I have problem with regex. I need to make regex with an exception of a set of specified words, for example: apple, orange, juice. and given these words, it will match everything except those words above.

applejuice (match)
yummyjuice (match)
yummy-apple-juice (match)
orangeapplejuice (match)
orange-apple-juice (match)
apple-orange-aple (match)
juice-juice-juice (match)
orange-juice (match)

apple (should not match)
orange (should not match)
juice (should not match)

回答1:

If you really want to do this with a single regular expression, you might find lookaround helpful (especially negative lookahead in this example). Regex written for Ruby (some implementations have different syntax for lookarounds):

rx = /^(?!apple$|orange$|juice$)/


回答2:

I noticed that apple-juice should match according to your parameters, but what about apple juice? I'm assuming that if you are validating apple juice you still want it to fail.

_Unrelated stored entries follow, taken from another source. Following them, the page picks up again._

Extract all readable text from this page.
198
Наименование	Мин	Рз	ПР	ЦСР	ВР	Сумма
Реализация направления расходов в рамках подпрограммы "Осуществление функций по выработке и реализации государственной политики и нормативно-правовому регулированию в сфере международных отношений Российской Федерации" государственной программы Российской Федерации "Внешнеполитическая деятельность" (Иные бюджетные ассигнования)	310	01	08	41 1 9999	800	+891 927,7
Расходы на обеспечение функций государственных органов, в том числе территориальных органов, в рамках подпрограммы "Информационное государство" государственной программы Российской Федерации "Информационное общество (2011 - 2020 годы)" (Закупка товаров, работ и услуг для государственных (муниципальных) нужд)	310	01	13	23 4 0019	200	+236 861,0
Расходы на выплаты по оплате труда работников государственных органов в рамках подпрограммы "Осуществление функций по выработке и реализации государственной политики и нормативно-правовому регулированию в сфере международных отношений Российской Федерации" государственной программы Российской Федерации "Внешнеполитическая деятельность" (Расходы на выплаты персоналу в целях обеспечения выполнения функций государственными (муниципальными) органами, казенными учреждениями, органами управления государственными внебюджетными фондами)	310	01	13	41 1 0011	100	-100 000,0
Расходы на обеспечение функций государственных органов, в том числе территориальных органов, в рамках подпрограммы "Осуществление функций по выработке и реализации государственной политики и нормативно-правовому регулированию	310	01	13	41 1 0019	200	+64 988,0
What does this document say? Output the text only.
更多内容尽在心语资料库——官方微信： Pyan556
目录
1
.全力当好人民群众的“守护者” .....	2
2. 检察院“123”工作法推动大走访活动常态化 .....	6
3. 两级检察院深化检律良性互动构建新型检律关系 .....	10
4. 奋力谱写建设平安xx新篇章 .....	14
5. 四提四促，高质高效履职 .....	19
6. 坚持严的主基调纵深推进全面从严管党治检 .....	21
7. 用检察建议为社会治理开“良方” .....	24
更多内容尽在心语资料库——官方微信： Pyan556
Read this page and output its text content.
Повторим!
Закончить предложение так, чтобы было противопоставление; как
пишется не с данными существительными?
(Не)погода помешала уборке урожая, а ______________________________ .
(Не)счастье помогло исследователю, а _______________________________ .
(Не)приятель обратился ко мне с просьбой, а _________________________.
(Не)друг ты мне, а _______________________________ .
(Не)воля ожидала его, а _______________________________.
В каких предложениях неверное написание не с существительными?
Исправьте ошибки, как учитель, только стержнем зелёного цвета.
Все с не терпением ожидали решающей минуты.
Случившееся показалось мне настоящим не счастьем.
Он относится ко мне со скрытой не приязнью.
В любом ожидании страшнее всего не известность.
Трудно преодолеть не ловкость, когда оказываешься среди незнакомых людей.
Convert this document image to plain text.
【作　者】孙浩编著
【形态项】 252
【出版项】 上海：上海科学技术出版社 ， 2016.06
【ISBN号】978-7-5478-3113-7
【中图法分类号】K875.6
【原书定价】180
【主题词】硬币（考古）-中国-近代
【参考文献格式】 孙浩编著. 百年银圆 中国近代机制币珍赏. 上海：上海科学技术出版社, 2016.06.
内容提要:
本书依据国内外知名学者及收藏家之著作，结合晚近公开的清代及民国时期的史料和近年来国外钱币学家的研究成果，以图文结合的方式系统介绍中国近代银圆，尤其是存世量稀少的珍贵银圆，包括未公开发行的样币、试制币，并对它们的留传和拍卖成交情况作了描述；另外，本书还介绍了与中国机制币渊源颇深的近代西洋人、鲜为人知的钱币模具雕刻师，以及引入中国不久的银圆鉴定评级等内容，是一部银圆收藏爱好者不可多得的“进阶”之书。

So - lets build a set of characters that count as a "boundary":

/[^-a-z0-9A-Z_]/        // Will match any character that is <NOT> - _ or 
                        // between a-z 0-9 A-Z 

/(?:^|[^-a-z0-9A-Z_])/  // Matches the beginning of the string, or one of those 
                        // non-word characters.

/(?:[^-a-z0-9A-Z_]|$)/  // Matches a non-word or the end of string

/(?:^|[^-a-z0-9A-Z_])(apple|orange|juice)(?:[^-a-z0-9A-Z_]|$)/ 
   // This should >match< apple/orange/juice ONLY when not preceded/followed by another
   // 'non-word' character just negate the result of the test to obtain your desired
   // result.

In most regexp flavors \b counts as a "word boundary" but the standard list of "word characters" doesn't include - so you need to create a custom one. It could match with /\b(apple|orange|juice)\b/ if you weren't trying to catch - as well...

If you are only testing 'single word' tests you can go with a much simpler:

/^(apple|orange|juice)$/ // and take the negation of this...


回答3:

This gets some of the way there:

((?:apple|orange|juice)\S)|(\S(?:apple|orange|juice))|(\S(?:apple|orange|juice)\S)


回答4:

\A(?!apple\Z|juice\Z|orange\Z).*\Z

will match an entire string unless it only consists of one of the forbidden words.

Alternatively, if you're not using Ruby or you're sure that your strings contain no line breaks or you have set the option that ^ and $ do not match on beginnings/ends of lines

^(?!apple$|juice$|orange$).*$

will also work.



回答5:

Something like (PHP)

$input = "The orange apple gave juice";
if(preg_match("your regex for validating") && !preg_match("/apple|orange|juice/", $input))
{
  // it's ok;
}
else
{
  //throw validation error
}